Волк из далёкого детства,

( Из романа " Сибирская Атлантида".)

Может быть, таковым стало действие отвара на лесных травах и кореньях, что Машка отпила из алюминиевой кружки? Но ей вдруг показалось, что терпкий пар, поднимающийся из её посудины – нечто необъяснимое, выходящее прямиком из её тела. Такое облако «телесного» пара, ощущалось лёгким и невесомым, а потому свободно перемещалось в пространстве, словно бы создавая вокруг себя ритмичные пульсации всего живого.
Она с закрытыми глазами смотрела в пустоту ночи и слышала звуки, понятные только ей. И говорившие об очень многом… Машка как бы находилась одновременно в разных измерениях и временах: огромный разум, включающий в себя всё сущее на планете, давал ей особое видение – настоящего, прошлого… и даже будущего!
Сколько времени обычно длилось подобное состояние – ей так никогда и не удавалось зафиксировать. Да и зачем? Может, все эти бестелесные перемещения и цветные ведения – всего лишь только плод воспалённого воображения? Но кто сможет привести убедительное доказательство, что все мы не живём в придуманном кем-то мире – с его условными законами и понятиями? С произвольным толкованием: что хорошо, а что плохо? Да и вообще: кто же всё это придумал, заставив человека следовать странным правилам?

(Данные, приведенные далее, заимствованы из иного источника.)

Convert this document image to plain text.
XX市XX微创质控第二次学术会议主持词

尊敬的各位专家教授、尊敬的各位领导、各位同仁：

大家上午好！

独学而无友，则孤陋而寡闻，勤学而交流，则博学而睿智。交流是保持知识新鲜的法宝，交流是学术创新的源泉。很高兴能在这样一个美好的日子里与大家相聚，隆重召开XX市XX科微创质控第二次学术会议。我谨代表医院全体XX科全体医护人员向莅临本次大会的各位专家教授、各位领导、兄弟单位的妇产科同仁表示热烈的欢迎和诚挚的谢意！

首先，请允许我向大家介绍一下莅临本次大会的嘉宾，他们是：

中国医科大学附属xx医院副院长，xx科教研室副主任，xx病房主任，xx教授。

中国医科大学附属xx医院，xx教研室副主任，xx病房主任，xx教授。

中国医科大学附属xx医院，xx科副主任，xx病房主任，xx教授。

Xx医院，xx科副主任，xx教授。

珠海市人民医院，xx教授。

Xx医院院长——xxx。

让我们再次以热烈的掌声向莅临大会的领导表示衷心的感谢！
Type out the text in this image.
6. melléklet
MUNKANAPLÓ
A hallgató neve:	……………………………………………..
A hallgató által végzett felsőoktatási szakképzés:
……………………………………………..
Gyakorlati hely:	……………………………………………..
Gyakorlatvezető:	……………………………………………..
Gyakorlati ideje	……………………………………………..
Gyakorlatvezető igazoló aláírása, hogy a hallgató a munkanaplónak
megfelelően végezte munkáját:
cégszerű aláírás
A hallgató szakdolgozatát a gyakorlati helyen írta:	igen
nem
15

Подобных премудростей Машка не понимала. Да и старалась не особо вникать в разного рода умозрительные заключения. Она жила в своём собственном мире, что достался ей в наследство от матери и отца (а им, в свою очередь, от их далёких предков). Именно законами этого мира она руководствовалась в жизни. Так что никакая новая информация не могла повлиять на то, что уже давно находилось в её сердце.
– Здравствуй, сестра утро! – говорила Машка, просыпаясь. Точно так же начинала новый день и её мама. А затем, ещё в полумраке выпив горячего чаю с отваром, надевала толстые ватные штаны и толстую фуфайку, заячью шапку с большими болтающимися ушами – а затем, похожая на медвежонка, неспешно брела в тайгу, шурша обитыми мехом лыжами о заставший снежный наст. Каждый раз направляясь к дальним пихтовым стволам, застывшим как праздничные свечи – проверять расставленные ранее в ложбинах петли и капканы. Это следовало делать с самого раннего утра, а то голодные волки и лисы – петляя по припорошённым снегом следам и вскапывая своими голодными носами наст – съедали всю добычу, если находили ту раньше охотника. Как такое могла маленькая Машка забыть?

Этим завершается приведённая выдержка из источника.